No hay peor ciego que el que no quiere ver. El verdadero debate no son los efectos del crecimiento, sino sus causas. Un país con un cuarto de millón de personas paradas y en busca de empleo lo que hace es devanarse los sesos buscando maneras de ocuparlas. Y ese proceso perverso nos desliza fácilmente hacia la búsqueda de satisfacer necesidades a corto plazo que pueden ser desastrosas en el tiempo, desde el punto de vista de una sociedad sostenible. Las progresiones geométricas en el crecimiento, celular o social, no suelen ser buenas. El desarrollo acelerado no permite madurar las cosas ni pensar estrategias. Es una bola de nieve delante de la que vamos corriendo, aun sabiendo que a largo plazo estamos condenados a que la carrera acabe mal.

Hace ya muchos años que la carga de población que tiene el Archipiélago es excesiva. Es un fenómeno que alcanza proporciones preocupantes en las cuatro islas más habitadas. El turismo ocupa apenas un cuatro por ciento del territorio, pero el residencial que vive a su sombra ha convertido las medianías en un desastre y ha creado nuevos cinturones de ciudades dormitorio en los alrededores de los núcleos turísticos, como en su día pasó con las grandes áreas metropolitanas.
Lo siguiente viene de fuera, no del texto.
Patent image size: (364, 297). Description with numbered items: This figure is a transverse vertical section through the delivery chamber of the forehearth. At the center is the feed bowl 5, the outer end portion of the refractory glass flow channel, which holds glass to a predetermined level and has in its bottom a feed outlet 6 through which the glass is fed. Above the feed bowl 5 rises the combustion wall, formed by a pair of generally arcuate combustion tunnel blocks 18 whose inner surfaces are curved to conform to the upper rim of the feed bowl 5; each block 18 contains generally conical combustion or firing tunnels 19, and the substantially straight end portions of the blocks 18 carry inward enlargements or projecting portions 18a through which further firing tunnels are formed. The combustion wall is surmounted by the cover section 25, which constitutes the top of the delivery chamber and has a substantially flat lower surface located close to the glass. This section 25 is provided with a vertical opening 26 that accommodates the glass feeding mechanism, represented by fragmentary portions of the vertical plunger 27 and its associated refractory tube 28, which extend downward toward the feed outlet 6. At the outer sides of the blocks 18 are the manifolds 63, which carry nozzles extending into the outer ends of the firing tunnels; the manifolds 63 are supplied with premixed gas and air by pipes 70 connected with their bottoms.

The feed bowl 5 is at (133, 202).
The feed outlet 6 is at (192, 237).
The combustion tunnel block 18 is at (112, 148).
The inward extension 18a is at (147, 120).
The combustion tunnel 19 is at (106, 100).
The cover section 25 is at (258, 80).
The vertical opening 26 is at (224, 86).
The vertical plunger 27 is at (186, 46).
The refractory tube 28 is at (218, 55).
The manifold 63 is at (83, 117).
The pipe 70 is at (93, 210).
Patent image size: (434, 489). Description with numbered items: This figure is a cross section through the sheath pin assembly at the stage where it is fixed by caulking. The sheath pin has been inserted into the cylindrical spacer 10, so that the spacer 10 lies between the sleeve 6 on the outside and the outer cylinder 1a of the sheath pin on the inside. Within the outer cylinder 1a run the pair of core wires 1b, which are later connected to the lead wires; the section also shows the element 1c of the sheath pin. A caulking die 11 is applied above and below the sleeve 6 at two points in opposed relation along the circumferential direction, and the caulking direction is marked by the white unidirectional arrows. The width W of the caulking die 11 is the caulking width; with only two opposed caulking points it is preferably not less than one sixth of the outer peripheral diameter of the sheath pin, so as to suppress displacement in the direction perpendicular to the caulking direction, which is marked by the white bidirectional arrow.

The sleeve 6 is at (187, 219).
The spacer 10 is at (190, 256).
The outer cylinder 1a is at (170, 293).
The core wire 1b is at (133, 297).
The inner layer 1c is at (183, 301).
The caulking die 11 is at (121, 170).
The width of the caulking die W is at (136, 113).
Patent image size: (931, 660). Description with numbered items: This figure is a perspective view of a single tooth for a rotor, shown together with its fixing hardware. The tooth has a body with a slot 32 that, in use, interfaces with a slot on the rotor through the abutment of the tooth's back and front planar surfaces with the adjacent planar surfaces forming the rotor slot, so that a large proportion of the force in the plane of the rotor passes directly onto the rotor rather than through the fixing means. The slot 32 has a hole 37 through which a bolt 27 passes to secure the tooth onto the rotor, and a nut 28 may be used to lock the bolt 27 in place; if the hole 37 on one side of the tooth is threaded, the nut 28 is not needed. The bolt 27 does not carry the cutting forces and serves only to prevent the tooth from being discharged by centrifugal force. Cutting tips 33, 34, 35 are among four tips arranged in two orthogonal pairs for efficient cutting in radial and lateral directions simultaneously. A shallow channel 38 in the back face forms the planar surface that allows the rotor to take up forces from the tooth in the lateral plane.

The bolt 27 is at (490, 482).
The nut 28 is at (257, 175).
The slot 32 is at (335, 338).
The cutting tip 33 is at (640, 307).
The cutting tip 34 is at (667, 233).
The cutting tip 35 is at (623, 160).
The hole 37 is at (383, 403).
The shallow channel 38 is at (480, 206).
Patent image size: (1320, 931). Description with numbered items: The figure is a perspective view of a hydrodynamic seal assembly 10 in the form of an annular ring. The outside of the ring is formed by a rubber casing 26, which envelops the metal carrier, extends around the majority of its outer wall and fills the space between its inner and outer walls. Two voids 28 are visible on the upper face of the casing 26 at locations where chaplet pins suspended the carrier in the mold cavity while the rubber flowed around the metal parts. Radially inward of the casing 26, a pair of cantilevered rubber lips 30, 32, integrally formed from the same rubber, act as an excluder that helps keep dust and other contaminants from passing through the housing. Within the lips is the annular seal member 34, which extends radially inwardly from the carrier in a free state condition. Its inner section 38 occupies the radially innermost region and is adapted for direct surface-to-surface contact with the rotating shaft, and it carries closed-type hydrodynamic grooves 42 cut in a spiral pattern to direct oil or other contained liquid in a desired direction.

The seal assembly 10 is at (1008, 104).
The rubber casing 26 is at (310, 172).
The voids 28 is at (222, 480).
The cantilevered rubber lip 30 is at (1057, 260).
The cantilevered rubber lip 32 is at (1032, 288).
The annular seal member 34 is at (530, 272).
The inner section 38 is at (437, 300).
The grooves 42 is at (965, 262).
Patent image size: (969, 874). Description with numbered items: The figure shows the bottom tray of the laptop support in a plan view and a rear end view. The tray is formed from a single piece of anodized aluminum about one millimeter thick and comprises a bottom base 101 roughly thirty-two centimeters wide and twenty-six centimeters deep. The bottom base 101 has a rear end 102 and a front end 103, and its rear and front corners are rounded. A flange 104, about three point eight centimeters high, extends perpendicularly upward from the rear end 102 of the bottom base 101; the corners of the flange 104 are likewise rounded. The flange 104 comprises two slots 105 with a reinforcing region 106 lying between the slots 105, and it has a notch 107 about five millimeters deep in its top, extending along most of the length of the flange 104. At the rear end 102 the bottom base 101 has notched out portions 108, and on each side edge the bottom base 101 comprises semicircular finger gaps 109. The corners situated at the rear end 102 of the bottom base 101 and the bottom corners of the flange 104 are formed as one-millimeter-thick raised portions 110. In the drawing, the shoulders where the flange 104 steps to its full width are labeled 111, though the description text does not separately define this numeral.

Seguimos discutiendo estérilmente sobre plataformas petrolíferas y nuevos carriles para las autopistas. Somos como médicos que en vez de hablar del virus se dedican a debatir sobre las manchas del sarampión sin saber que los síntomas de una enfermedad no son la enfermedad, sino sus inevitables manifestaciones. Pero, bueno, en el fondo da igual. No sé yo si el desarrollo, a estas alturas, tiene cura.